Assistant Professor, English
B.A. (Laurier), M.A. (Carleton), Ph.D. (York)
Wallis Hall 105, 705-748-1011 ext. 6252, danieldufournaud@trentu.ca
Daniel Dufournaud is an instructor in Trent University's Department of English. His research interests lie in twentieth- and twenty-first century American Literature. Currently, he is working on his first monograph, tentatively entitled Otherwise than Neoliberalism: Failure and Ethics in Contemporary American Literature. In it, he draws on the work of Emmanuel Levinas to argue that literary representations of failure are sites of ethical imagining where writers propose alternatives to the social conditions of neoliberalism.

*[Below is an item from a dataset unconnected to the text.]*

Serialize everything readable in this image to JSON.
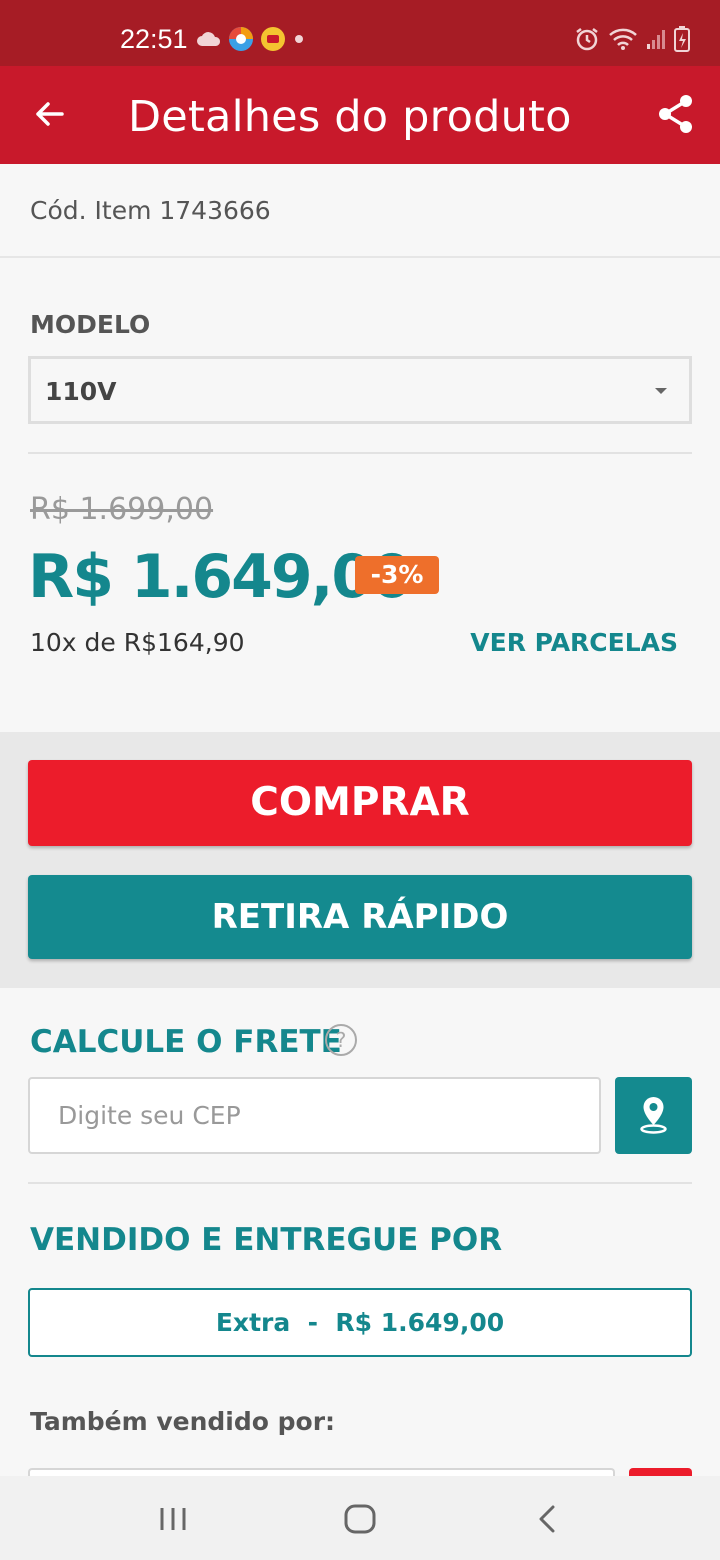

He has begun work on a second project that examines how American writers and filmmakers respond to postindustrial capitalism. His work is published or forthcoming in such journals as Studies in the Novel, College Literature, Journal of American Studies, JML: Journal of Modern Literature, Philip Roth Studies, and several edited collections.
In the Department of English, Daniel primarily teaches courses in American Literature. He aims to place literary works in their historical and cultural contexts while at the same time encouraging students to consider how these texts resonate in the intimate space between the page and the reader. What is it about the relationship between form and content, and about you as a reader, that gives a literary text its power?"